Controllava che facessi i compiti, mi ascoltava ripetere le lezioni: era costante, assiduo, non mi lasciava in pace un attimo.
Naturalmente era un cultore delle arti marziali ed un grande centometrista: inutile tentare la fuga, mi raggiungeva in un attimo e mi riportava a casa tenendomi per la collottola.
Alle ventidue arrivava il terzo: un gigante biondo dallo sguardo crudele, di cui non ho mai conosciuto il nome perché non parlava mai. Si metteva un bel pigiama a righe acquistato a mie spese e, senza una parola, batteva la mano sul letto, invitandomi ad andare a dormire: sì, dovevo dividere il letto con lui. Come mi stendevo si addormentava ma appena provavo ad alzarmi si girava sul fianco e mi fissava con sguardo assassino così che terrorizzato mi rimettevo giù.
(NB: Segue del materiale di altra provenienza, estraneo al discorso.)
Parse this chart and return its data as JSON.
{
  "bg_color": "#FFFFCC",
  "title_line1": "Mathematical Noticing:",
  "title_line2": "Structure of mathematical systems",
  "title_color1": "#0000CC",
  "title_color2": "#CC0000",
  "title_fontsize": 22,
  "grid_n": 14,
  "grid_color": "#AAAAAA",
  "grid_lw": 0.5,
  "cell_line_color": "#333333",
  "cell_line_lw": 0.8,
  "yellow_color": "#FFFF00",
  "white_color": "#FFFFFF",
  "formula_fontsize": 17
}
Gli avevano impiantato un sensore probabilmente: sentiva tutto, ogni minimo movimento, era sempre all’erta.
Per anni ed anni elaborai piani di fuga e ne tentai anche qualcuno ma mi riacchiappavano sempre, come se mi leggessero nel pensiero.
Dopo tanti anni ho capito che mi lasciavano scappare apposta per farmi soffrire di più.
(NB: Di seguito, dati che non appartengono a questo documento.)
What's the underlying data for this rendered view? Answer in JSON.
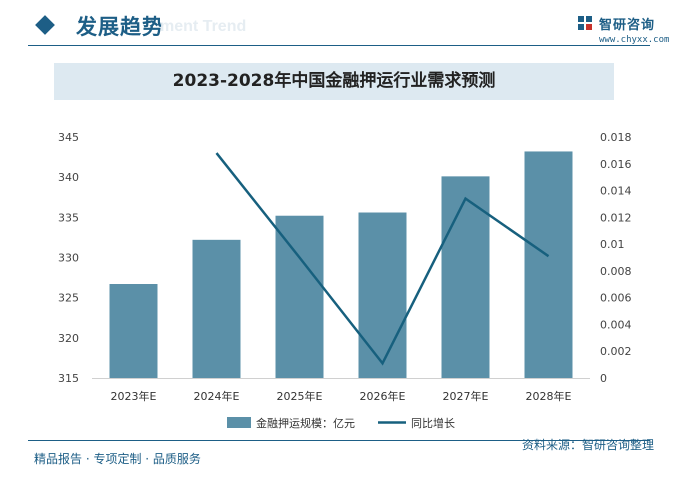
{
  "header": {
    "title": "发展趋势",
    "ghost_text": "ment Trend"
  },
  "logo": {
    "name": "智研咨询",
    "url": "www.chyxx.com"
  },
  "footer": {
    "left_text": "精品报告 · 专项定制 · 品质服务",
    "source_text": "资料来源：智研咨询整理"
  },
  "colors": {
    "brand": "#1d5e86",
    "bar": "#5b90a8",
    "line": "#17607e",
    "banner_bg": "#dde9f1"
  },
  "chart_data": {
    "type": "bar",
    "title": "2023-2028年中国金融押运行业需求预测",
    "categories": [
      "2023年E",
      "2024年E",
      "2025年E",
      "2026年E",
      "2027年E",
      "2028年E"
    ],
    "series": [
      {
        "name": "金融押运规模：亿元",
        "type": "bar",
        "axis": "left",
        "values": [
          326.7,
          332.2,
          335.2,
          335.6,
          340.1,
          343.2
        ]
      },
      {
        "name": "同比增长",
        "type": "line",
        "axis": "right",
        "values": [
          null,
          0.0168,
          0.009,
          0.0011,
          0.0134,
          0.0091
        ]
      }
    ],
    "left_axis": {
      "ylim": [
        315,
        345
      ],
      "ticks": [
        "315",
        "320",
        "325",
        "330",
        "335",
        "340",
        "345"
      ]
    },
    "right_axis": {
      "ylim": [
        0,
        0.018
      ],
      "ticks": [
        "0",
        "0.002",
        "0.004",
        "0.006",
        "0.008",
        "0.01",
        "0.012",
        "0.014",
        "0.016",
        "0.018"
      ]
    },
    "grid": false,
    "legend_position": "bottom"
  }
}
Per fortuna l’ultima volta, assistito dal professore di filosofia che come al solito voleva essere diverso dagli altri, sono riuscito a fuggire su quest’isoletta sperduta da cui vi scrivo e dove faccio il guardiano del faro.
Solo, finalmente!
Sento sempre però un’inquietudine sottile: temo che quest’esilio faccia parte del piano e che un brutto giorno, su di una barchetta, arrivi Cristofer e mi riporti indietro.